Nomura analysts interpret the deposit rate cuts as a signal that the PBOC is preparing to decrease benchmark lending rates, with the medium-lending facility interest rate announcement scheduled for June 15 and the loan prime rate announcement scheduled for June 20. The analysts have been advocating for a 10-basis-point cut to the MLF and LPR interest rates since mid-May, considering factors such as deteriorating exports, ongoing disinflation, and the likelihood of the Federal Reserve pausing its rate hikes.
Although lower interest rates generally incentivize businesses to borrow and theoretically encourage individuals to spend, it remains uncertain whether reduced deposit rates will lead to an immediate boost in consumption. According to a survey conducted by the PBOC, 58% of household depositors in the first quarter expressed a preference for saving rather than spending or investing, marking the lowest level in a year.

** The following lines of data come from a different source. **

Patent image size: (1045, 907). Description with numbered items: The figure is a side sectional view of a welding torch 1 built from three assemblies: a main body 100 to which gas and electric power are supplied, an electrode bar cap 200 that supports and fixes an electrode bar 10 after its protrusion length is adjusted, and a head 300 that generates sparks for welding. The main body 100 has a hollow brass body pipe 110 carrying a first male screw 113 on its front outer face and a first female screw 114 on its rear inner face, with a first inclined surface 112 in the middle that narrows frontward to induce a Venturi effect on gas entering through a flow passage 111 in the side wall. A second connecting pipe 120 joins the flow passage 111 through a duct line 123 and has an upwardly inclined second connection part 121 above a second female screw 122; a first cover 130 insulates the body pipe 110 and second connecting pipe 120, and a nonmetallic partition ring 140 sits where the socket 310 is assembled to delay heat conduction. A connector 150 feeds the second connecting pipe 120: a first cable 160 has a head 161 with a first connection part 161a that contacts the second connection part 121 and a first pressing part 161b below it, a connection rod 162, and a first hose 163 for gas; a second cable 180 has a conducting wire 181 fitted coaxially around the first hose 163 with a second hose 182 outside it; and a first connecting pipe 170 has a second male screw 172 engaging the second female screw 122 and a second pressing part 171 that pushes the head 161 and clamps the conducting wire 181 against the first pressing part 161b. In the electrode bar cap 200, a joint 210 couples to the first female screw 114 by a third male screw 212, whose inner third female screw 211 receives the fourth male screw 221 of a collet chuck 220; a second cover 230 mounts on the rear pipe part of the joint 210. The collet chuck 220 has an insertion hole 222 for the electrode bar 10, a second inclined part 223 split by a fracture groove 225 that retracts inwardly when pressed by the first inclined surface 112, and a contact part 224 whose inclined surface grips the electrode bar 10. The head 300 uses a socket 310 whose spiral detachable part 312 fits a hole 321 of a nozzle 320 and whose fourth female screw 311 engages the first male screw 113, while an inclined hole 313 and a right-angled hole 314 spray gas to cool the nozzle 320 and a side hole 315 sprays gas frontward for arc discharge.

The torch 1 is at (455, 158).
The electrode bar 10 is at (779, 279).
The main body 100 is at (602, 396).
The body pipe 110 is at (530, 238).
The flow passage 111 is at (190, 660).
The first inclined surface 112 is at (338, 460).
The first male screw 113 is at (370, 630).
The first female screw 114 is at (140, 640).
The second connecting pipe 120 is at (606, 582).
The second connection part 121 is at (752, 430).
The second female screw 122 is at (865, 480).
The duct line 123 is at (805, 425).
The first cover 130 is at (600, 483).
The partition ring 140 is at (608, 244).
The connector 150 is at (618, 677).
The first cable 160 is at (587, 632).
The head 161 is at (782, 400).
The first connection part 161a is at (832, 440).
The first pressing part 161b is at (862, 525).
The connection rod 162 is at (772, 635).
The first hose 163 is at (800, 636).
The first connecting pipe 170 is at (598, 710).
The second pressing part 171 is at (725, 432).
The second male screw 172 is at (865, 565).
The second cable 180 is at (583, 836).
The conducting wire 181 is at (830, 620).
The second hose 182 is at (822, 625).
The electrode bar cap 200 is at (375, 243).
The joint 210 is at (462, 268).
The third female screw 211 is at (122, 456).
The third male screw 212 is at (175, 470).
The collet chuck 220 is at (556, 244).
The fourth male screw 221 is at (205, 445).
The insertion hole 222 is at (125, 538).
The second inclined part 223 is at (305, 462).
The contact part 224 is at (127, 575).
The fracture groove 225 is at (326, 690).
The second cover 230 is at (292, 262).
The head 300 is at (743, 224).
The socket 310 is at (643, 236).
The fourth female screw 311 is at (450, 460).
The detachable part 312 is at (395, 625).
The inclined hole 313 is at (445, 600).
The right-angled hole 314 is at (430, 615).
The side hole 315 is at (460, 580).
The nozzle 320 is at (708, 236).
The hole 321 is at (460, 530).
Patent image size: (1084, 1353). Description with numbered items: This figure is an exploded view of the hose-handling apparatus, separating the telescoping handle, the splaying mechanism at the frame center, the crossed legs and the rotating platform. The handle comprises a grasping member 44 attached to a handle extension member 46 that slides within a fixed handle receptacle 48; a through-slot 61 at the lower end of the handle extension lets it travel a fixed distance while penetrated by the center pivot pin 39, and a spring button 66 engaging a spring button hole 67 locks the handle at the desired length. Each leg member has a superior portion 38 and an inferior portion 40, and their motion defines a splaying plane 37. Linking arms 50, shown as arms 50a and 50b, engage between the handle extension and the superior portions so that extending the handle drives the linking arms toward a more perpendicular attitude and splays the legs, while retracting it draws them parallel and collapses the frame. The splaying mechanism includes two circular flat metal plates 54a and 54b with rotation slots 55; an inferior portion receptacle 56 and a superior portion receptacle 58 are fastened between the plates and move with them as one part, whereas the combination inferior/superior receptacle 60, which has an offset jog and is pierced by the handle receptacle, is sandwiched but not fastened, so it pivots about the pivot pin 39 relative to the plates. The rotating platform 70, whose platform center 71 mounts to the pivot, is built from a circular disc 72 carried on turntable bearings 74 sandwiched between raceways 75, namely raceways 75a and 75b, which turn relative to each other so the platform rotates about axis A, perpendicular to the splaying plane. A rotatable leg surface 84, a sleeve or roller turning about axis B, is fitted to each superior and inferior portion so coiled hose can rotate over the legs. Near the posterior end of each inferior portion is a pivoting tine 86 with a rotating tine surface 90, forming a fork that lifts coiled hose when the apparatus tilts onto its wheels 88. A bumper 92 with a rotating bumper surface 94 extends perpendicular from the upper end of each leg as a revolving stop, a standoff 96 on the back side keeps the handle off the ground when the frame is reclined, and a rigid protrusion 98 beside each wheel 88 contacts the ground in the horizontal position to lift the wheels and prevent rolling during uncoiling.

Experts argue that reducing unemployment and strengthening job security are more crucial factors in stimulating household spending. With youth unemployment reaching a record high of over 20% in April, China is expected to release retail sales and unemployment data for May on June 15.
In summary, Chinese banks’ recent reduction in deposit rates indicates a potential shift towards monetary easing in an effort to revive consumption. While this move aims to improve the profitability of banks and encourage borrowing, experts suggest that addressing unemployment and bolstering job confidence are key to driving significant increases in household spending.